単純な事実だけをつまみ出した物語だけに消化させるにはあまりにも深刻なテーマを本作は掲げている。そこから何を感じ取るか、もしくは感じ取らないかは鑑賞した者それぞれに委ねられている。
日本は戦後、高度経済成長という世界に類を見ない異次元の経済成長を遂げた。その過程で大量のエネルギーが必要になり、石炭よりも少ない原料で大量のエネルギーを生み出す原発が作られた。自然を切り開き、海をコンクリートで埋め、明るい未来のエネルギーを生み出す装置が建設された。
その結果何が起き、どういう事態を招いたかは本作を見てほしい。
原発が明るい未来を照らすエネルギーだったのは事実だったのだと思う。そのおかげで日本が目覚ましい成長を果たし、今の私たちの豊かな暮らしにつながっているのはある意味事実だ。

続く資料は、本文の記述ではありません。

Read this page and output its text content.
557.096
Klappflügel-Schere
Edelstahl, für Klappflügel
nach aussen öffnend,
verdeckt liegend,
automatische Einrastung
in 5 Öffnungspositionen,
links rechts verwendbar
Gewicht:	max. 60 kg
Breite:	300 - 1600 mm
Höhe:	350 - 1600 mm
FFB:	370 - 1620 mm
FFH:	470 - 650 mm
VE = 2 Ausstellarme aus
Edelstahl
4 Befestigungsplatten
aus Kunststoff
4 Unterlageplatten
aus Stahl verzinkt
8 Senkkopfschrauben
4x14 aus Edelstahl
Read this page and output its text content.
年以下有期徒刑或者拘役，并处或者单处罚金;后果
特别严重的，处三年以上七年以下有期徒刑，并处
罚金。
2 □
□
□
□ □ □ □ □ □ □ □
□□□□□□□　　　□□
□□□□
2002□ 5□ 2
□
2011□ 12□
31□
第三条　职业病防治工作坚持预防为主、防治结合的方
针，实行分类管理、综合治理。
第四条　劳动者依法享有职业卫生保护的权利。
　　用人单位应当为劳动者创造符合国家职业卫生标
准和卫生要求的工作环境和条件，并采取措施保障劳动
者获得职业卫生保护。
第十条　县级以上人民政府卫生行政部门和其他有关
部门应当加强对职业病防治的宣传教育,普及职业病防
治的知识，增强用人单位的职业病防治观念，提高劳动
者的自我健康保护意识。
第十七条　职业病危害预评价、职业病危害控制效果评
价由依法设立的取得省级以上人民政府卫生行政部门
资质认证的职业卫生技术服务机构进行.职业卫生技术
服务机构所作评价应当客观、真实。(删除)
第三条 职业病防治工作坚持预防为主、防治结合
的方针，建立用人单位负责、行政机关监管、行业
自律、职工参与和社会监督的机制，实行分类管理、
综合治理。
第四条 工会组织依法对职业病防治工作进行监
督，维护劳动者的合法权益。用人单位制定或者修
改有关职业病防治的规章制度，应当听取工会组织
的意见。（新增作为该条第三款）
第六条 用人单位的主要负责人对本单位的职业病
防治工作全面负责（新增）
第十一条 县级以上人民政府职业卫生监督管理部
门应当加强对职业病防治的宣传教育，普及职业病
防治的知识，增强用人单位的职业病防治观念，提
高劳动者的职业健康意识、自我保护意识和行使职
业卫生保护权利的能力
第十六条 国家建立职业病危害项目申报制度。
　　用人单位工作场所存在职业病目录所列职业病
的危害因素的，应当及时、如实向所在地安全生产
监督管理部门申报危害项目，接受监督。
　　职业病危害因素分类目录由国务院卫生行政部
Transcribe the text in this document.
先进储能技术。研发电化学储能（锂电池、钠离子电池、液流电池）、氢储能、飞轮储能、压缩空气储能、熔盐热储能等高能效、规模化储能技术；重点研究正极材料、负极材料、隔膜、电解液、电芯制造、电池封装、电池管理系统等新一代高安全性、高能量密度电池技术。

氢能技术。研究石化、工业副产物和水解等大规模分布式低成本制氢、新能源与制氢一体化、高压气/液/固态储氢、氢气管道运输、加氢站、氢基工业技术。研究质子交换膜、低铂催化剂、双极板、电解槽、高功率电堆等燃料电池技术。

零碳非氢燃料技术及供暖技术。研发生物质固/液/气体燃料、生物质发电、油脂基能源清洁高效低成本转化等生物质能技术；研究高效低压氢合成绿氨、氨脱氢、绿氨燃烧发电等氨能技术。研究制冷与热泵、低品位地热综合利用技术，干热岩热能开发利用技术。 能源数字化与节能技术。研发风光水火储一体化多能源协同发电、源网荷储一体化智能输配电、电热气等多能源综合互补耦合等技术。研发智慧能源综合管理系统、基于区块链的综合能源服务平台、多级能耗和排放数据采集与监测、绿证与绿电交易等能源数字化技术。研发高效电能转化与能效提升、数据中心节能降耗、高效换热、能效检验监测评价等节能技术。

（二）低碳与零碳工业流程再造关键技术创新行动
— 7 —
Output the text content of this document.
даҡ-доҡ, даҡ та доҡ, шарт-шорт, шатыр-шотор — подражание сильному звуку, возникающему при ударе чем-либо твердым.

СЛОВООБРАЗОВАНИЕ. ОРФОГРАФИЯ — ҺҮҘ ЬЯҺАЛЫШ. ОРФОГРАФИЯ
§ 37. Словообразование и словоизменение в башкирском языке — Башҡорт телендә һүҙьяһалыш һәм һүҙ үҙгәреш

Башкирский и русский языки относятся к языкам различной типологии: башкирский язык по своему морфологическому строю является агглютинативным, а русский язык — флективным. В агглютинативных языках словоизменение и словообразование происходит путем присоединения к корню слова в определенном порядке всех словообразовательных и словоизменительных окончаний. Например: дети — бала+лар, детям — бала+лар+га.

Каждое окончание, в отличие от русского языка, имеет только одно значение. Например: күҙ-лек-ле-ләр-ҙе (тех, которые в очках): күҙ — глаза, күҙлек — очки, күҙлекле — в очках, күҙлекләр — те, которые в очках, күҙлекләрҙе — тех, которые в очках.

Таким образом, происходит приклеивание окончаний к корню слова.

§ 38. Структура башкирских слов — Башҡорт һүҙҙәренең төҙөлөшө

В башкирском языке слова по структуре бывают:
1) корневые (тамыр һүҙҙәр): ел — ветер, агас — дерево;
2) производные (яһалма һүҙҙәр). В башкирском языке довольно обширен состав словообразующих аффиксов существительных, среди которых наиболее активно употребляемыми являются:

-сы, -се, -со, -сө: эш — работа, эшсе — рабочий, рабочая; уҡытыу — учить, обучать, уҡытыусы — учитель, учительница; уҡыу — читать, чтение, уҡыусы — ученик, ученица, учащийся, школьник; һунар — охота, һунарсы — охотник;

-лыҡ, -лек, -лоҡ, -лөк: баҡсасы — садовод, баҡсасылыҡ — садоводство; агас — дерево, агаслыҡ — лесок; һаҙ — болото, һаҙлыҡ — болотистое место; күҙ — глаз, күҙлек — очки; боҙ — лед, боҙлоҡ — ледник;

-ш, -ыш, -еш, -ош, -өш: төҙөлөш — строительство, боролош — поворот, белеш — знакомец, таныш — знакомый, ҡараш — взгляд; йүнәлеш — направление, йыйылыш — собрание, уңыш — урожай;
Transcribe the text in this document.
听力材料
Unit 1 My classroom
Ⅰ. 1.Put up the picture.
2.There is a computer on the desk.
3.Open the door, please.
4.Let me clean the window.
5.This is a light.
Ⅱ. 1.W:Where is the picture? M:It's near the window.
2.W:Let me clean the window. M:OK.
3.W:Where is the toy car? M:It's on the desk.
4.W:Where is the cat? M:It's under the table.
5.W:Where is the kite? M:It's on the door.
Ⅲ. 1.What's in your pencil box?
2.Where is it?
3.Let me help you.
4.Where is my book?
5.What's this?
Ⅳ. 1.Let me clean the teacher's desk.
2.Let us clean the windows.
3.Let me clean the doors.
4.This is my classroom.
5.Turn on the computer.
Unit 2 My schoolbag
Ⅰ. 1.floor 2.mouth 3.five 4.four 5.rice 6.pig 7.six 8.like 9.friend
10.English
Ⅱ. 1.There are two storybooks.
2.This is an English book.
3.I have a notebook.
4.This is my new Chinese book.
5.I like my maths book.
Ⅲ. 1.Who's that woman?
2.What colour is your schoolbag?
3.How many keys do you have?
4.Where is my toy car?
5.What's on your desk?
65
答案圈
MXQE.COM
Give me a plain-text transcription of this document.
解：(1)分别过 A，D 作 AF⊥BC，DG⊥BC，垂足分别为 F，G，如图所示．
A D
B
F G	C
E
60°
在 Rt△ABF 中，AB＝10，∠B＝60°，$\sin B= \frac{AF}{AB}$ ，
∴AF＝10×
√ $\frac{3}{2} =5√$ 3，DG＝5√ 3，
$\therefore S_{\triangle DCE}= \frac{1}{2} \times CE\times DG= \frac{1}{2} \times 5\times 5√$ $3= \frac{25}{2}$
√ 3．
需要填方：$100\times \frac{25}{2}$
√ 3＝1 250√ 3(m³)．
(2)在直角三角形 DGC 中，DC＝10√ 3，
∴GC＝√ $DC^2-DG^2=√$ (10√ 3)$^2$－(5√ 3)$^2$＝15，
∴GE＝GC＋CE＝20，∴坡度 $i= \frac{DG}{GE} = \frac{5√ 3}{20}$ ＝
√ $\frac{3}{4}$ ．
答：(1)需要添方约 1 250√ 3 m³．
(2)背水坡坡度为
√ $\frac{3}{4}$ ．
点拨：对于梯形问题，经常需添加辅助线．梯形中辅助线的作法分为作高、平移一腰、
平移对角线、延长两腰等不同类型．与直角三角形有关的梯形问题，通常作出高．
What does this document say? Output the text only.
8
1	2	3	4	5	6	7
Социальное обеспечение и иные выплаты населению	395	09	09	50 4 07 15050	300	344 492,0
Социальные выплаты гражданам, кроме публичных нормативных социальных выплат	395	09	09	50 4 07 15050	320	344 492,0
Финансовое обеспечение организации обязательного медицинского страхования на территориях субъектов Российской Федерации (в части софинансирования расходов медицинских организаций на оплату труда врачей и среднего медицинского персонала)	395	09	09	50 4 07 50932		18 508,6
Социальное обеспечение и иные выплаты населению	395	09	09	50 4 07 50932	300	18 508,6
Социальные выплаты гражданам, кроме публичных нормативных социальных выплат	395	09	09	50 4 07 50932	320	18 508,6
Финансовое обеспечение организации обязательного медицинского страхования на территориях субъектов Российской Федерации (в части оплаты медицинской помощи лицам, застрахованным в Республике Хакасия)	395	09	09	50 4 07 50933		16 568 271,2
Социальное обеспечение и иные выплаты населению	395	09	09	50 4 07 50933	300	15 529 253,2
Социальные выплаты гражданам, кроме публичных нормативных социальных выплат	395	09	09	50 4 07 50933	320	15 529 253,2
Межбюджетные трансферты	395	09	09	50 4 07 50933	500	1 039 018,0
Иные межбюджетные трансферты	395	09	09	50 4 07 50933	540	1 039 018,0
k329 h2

しかし、その代償として事故が起きてしまったのもまた事実である。
果たして私たちが思い描いてきたのは明るい未来だったのか。それとも日本崩壊のシナリオだったのか。そんな究極の問いも本作からは感じ取れる。
そもそも資本主義とは何なのだろう。どんな問題があろうと無限の成長を求めるのが資本主義の正体ではなかろうか。
しかし、地球の資源は有限である。それなのに私たちは無限の成長を求めている。この矛盾に気づかなくてはならないのではないか。
原発も無限の成長を求めるが故に生み出された資本主義の装置である。これが今でこそ恐ろしい事態を招いているのに、今後どういった結末を迎えるのか私たちは改めて注視していかなくてはならない。
話はまたこの作品の受容の問題に戻る。私たちはこの作品から何をどう受け取れば良いのか。私自身まだよくわかっていない。
しかし、この作品がどのような位置付けの作品になりうるのか。そこには一つ答えがあるように思う。
それは作品中、役所広司演じる吉田所長が最終話モノローグで、自分のこれからの使命を語っているのと同じことだ。
この作品は震災と原発事故を後世まで語り継ぐための貴重な存在になり得るということだ。
忘れるべきではない記憶を呼び起こす装置として。後世の人々につないでいくバトンとして。
この作品に一つ確実な意味を与えるならそのような役割があるかもしれない。